BONNE CHANCE

Vue 3D du projet réalisé pour l’ANDRA, agence nationale pour la gestion des déchets radioactifs.


 »  Ma recherche artistique s’intéresse à poétiser la catastrophe, tout en explorant ses paysages. Un bouleversement qui est déjà là avant qu’il n’arrive et que j’inscris dans la plupart de mes autres projets dans la banalité de notre quotidien. On songe par exemple à l’attelage tiré par des chevaux fous qui filent vers le précipice. Il y a toujours avant la chute un certain parcours déjà réalisé. En tout cas, elle fonctionne comme une épée de Damoclès pouvant interrompre le mouvement du monde.

La catastrophe, à la fois terrifiante et fascinante crée une rupture, et mon projet ‘Bonne chance’ c’est justement questionner sur un moyen d’ envisager un lien dans cette discontinuité.
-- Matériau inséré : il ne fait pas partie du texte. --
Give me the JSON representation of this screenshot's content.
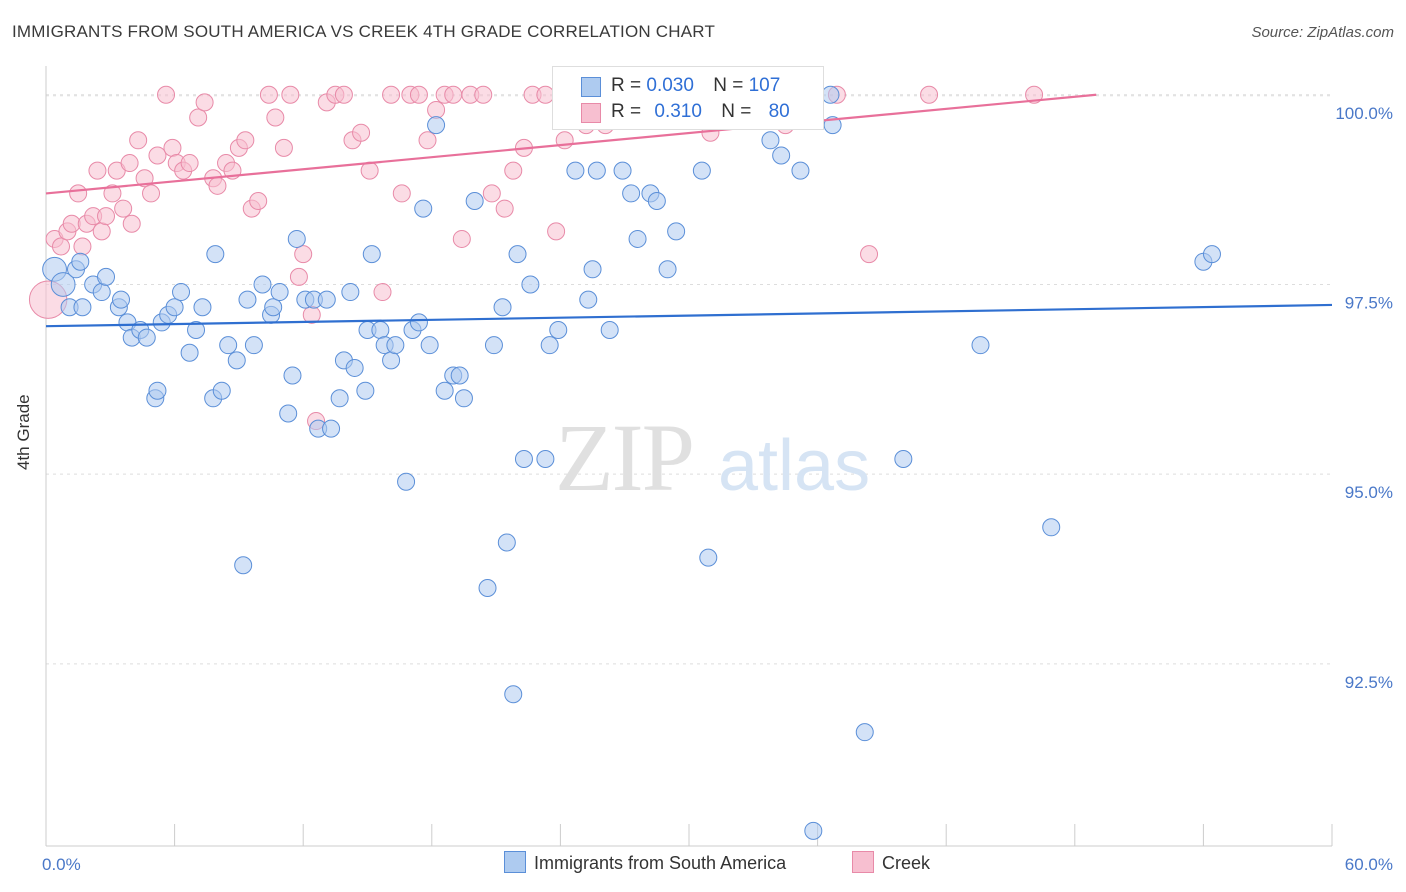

La réflexion  entamée sur la problématique de l’ANDRA, autour de la mémoire des sites de stockage des déchets radioactifs s’est posée en même temps que la lecture d’un livre de Walter Miller Jr. Son livre, ‘Un cantique pour Leibowitz’ nous plonge dans un futur apocalyptique, ravagé par un feu nucléaire. Nous suivons donc les protagonistes de l’histoire dans les ruines d’un ancien monde à la recherche d’indices sur son histoire.

A des fins de sauvegarde et de conservation, ils se retrouvent  à enluminer des factures et des documents administratifs, pensant qu’il s’agit d’écrits cruciaux. C’est leur incompréhension face aux éléments qu’ils dénichent dans les décombres qui illustrent bien la complexité de l’interprétation qu’auront les générations futures sur les éléments laissés, délibérément ou non par leurs aïeux.

J’ai donc proposé un projet à l’ANDRA, qui s’intitule ‘Bonne chance’.

Il s’agit d’un objet de transmission, avec un protocole à respecter, s’intéressant aux 100 000 ans nécessaires à la décontamination des déchets enfouis. Je me suis concentré sur  la problématique du temps, en élaborant un compte à rebours.

Bonne chance’ est un objet de transmission à protocole.

Un compte à rebours que l’on choisit de porter tout au long de sa vie, pour ensuite le céder à quelqu’un qui le conservera à son tour, et ainsi de suite. Il fonctionne comme un relais, comme une passation du devoir de souvenir du site de stockage.  A la manière d’un gardien de la mémoire, la personne qui choisit la responsabilité de cette mission se verra remettre un tube en métal contenant une carotte de roche argileuse prélevée sur le site.

Le cylindre d’argilite est composé de 2500 petits cubes en relief sculptés, représentant chacun une unité de temps. Il s’agit du compte à rebours des 100 000 ans nécessaire à la disparition des dangers liés à la radioactivité des déchets enterrés. ‘Bonne chance’ se transmet tous les 40 ans. Lors du passage d’une main à l’autre, un cube en relief doit être gratté à l’aide de la pointe contenu dans le tube. Le cylindre sera alors progressivement effrité par les gardiens, jusqu’à devenir lisse.

L’objet permet donc de mesurer le temps de la radioactivité avec un fragment du site, par le biais d’une transmission physique par chaque personne souhaitant l’acquérir. Des récits individuels qui pourront matérialiser le passage de ce temps hors de l’entendement. Un sablier proche d’un memento mori, à la fois début et fin pour celui qui le donne et celui qui le reçoit. Chaque cube en relief sur la carotte est aussi la vie d’un homme.

Le projet s’intitule ‘Bonne chance’, non pas par cynisme d’une entreprise impossible à mener à terme, je suis bien trop optimiste pour cela. C’est plutôt le bon mot lancé à la caravane attelant les chevaux, préparant un long voyage dans un western.